The group CaCO3 was founded in 2006 on the initiative of three artists, Aniko Ferreira da Silva, Giuseppe Donnaloia and Pavlos Mavromatidis, after having shared the experience of training at the "School for the Restoration of Mosaics" in Ravenna. Chemical formula of calcium carbonate, or limestone, the name CaCO3 refers to a raw material commonly used for the realization of the mosaics. The study and practice of traditional technique and the direct contact with the mosaic works of the past, made ​​possible during the years of study and work experience in restoration sites, contributes to the sharing of a common reflection on the formal aspects of the mosaic and their elaboration, aimed at finding new possible relationships between light and matter.

Rita Miranda

Rita Miranda was born in Todi, where she lives and works.
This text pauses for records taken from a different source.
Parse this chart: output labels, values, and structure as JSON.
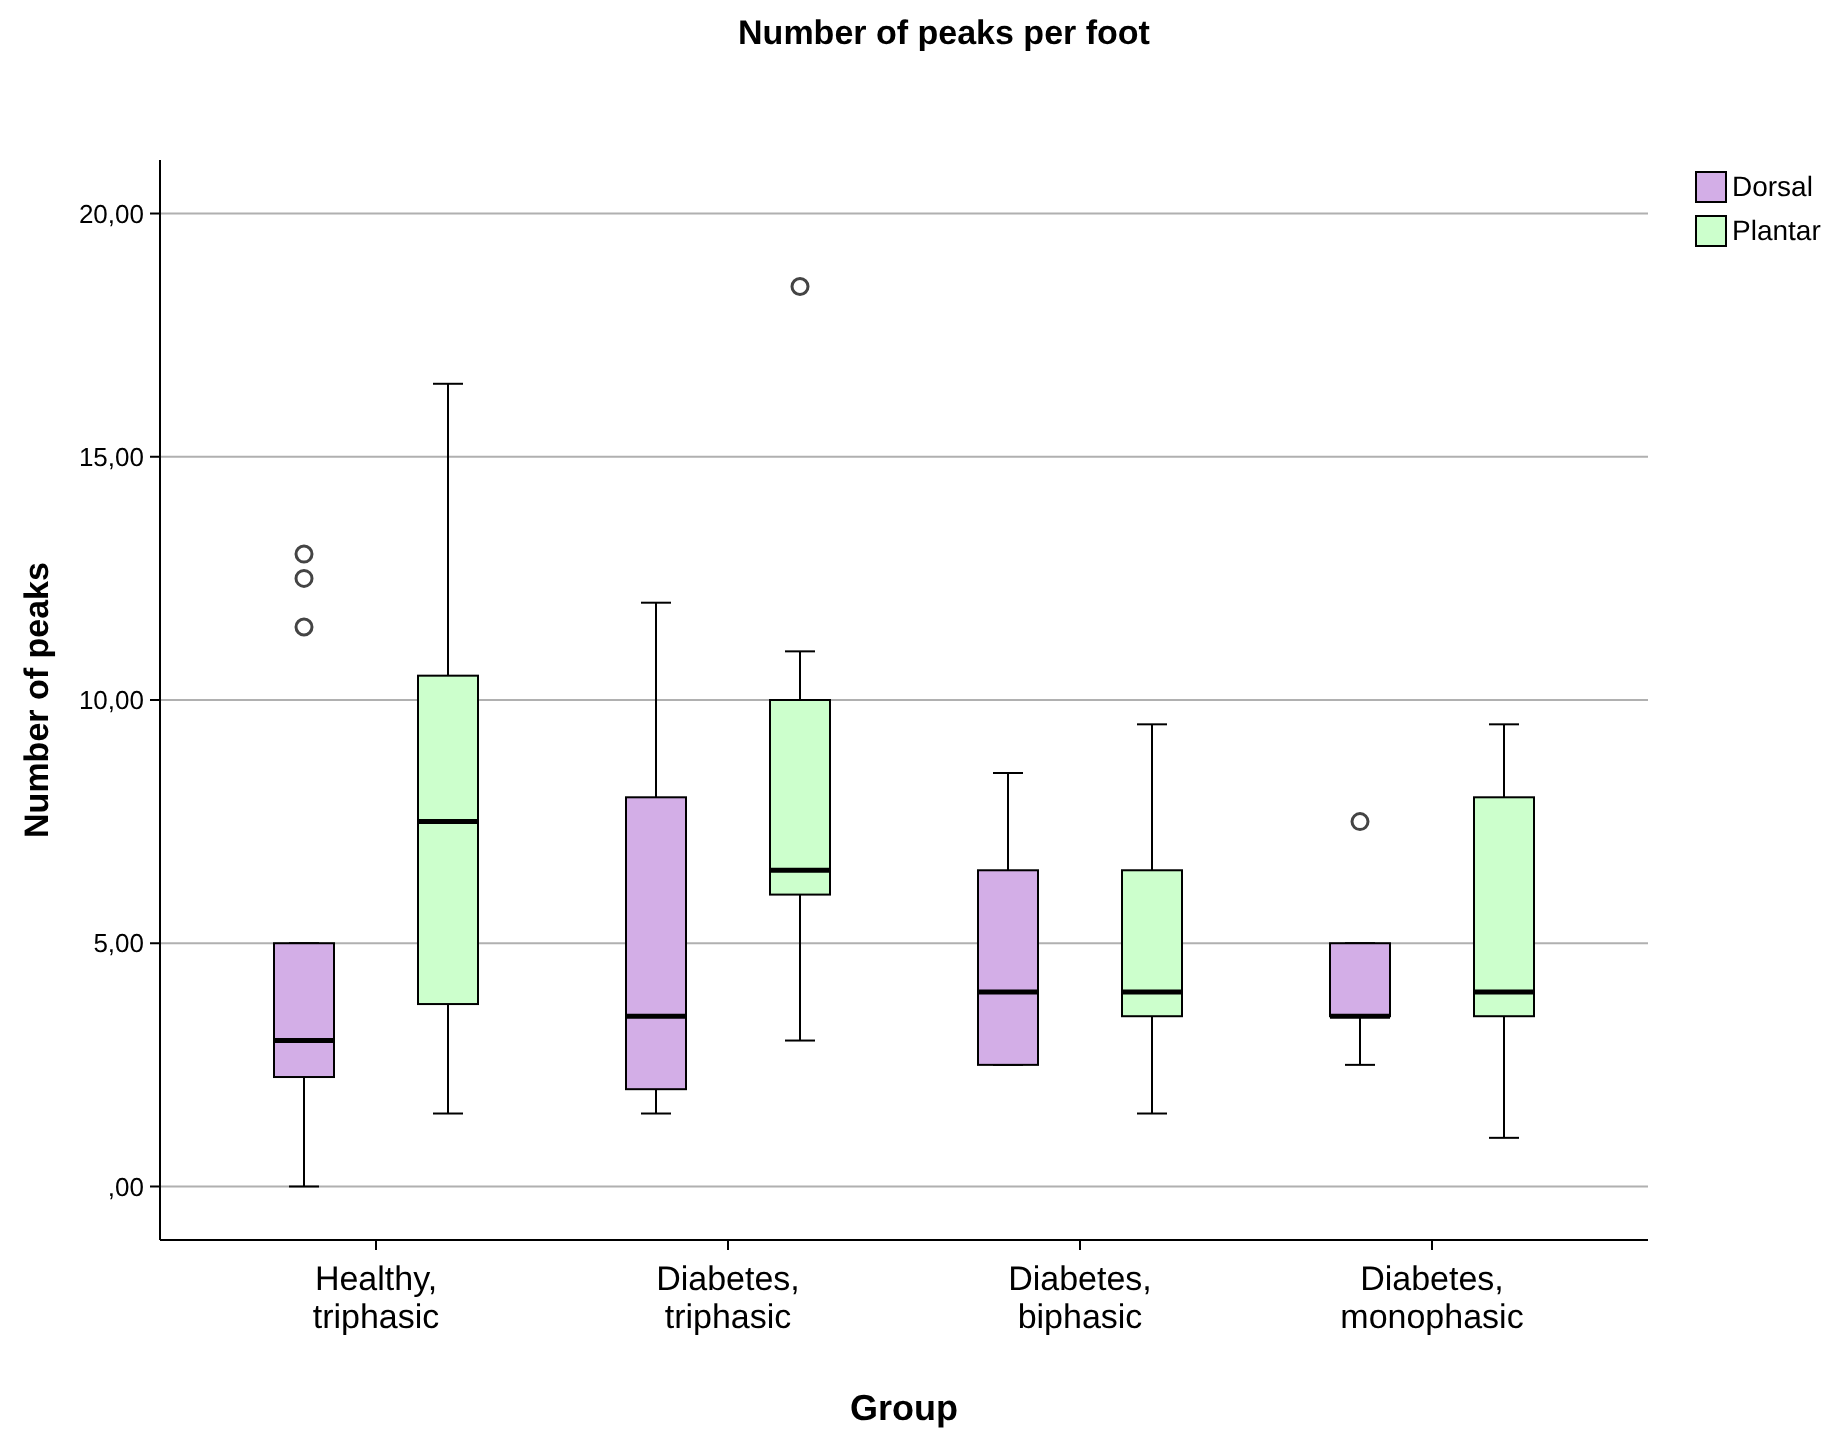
{
  "chart_data": {
    "type": "box",
    "title": "Number of peaks per foot",
    "xlabel": "Group",
    "ylabel": "Number of peaks",
    "categories": [
      "Healthy, triphasic",
      "Diabetes, triphasic",
      "Diabetes, biphasic",
      "Diabetes, monophasic"
    ],
    "series": [
      {
        "name": "Dorsal",
        "color": "#d3aee7",
        "boxes": [
          {
            "low": 0,
            "q1": 2.25,
            "median": 3,
            "q3": 5,
            "high": 5,
            "outliers": [
              11.5,
              12.5,
              13
            ]
          },
          {
            "low": 1.5,
            "q1": 2,
            "median": 3.5,
            "q3": 8,
            "high": 12
          },
          {
            "low": 2.5,
            "q1": 2.5,
            "median": 4,
            "q3": 6.5,
            "high": 8.5
          },
          {
            "low": 2.5,
            "q1": 3.5,
            "median": 3.5,
            "q3": 5,
            "high": 5,
            "outliers": [
              7.5
            ]
          }
        ]
      },
      {
        "name": "Plantar",
        "color": "#ccffcc",
        "boxes": [
          {
            "low": 1.5,
            "q1": 3.75,
            "median": 7.5,
            "q3": 10.5,
            "high": 16.5
          },
          {
            "low": 3,
            "q1": 6,
            "median": 6.5,
            "q3": 10,
            "high": 11,
            "outliers": [
              18.5
            ]
          },
          {
            "low": 1.5,
            "q1": 3.5,
            "median": 4,
            "q3": 6.5,
            "high": 9.5
          },
          {
            "low": 1,
            "q1": 3.5,
            "median": 4,
            "q3": 8,
            "high": 9.5
          }
        ]
      }
    ],
    "ylim": [
      -1.1,
      21.1
    ],
    "yticks": [
      {
        "value": 0,
        "label": ",00"
      },
      {
        "value": 5,
        "label": "5,00"
      },
      {
        "value": 10,
        "label": "10,00"
      },
      {
        "value": 15,
        "label": "15,00"
      },
      {
        "value": 20,
        "label": "20,00"
      }
    ],
    "grid": "y",
    "legend": "top right"
  }
}
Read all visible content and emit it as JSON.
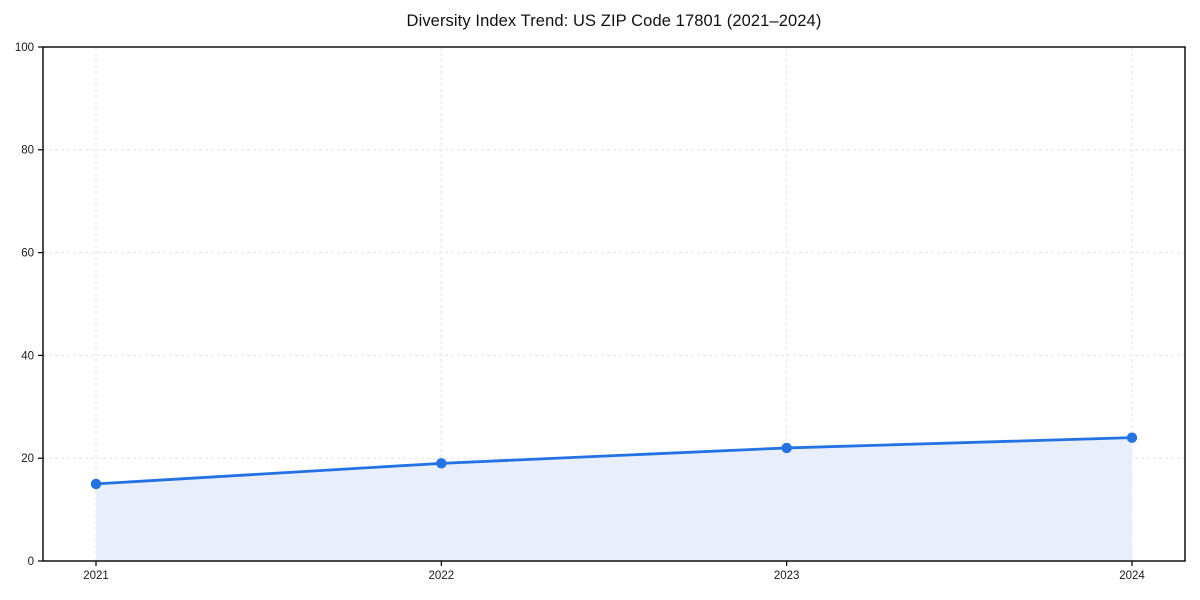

When she was very young, she started joining the practice of the drawing and painting techniques to the scientific studies. She has found in the Raky ceramic the technique which better combines her creative needs to the sensitivity and inspiration to the forms of nature. Her works have been displayed in several personal and collective exhibitions. She has taken part to the Biennale of Contemporary Ceramic Art, Scuderie Aldobrandini, Frascati (2012) and to the Biennale of Venice, Padiglione Italia (2011).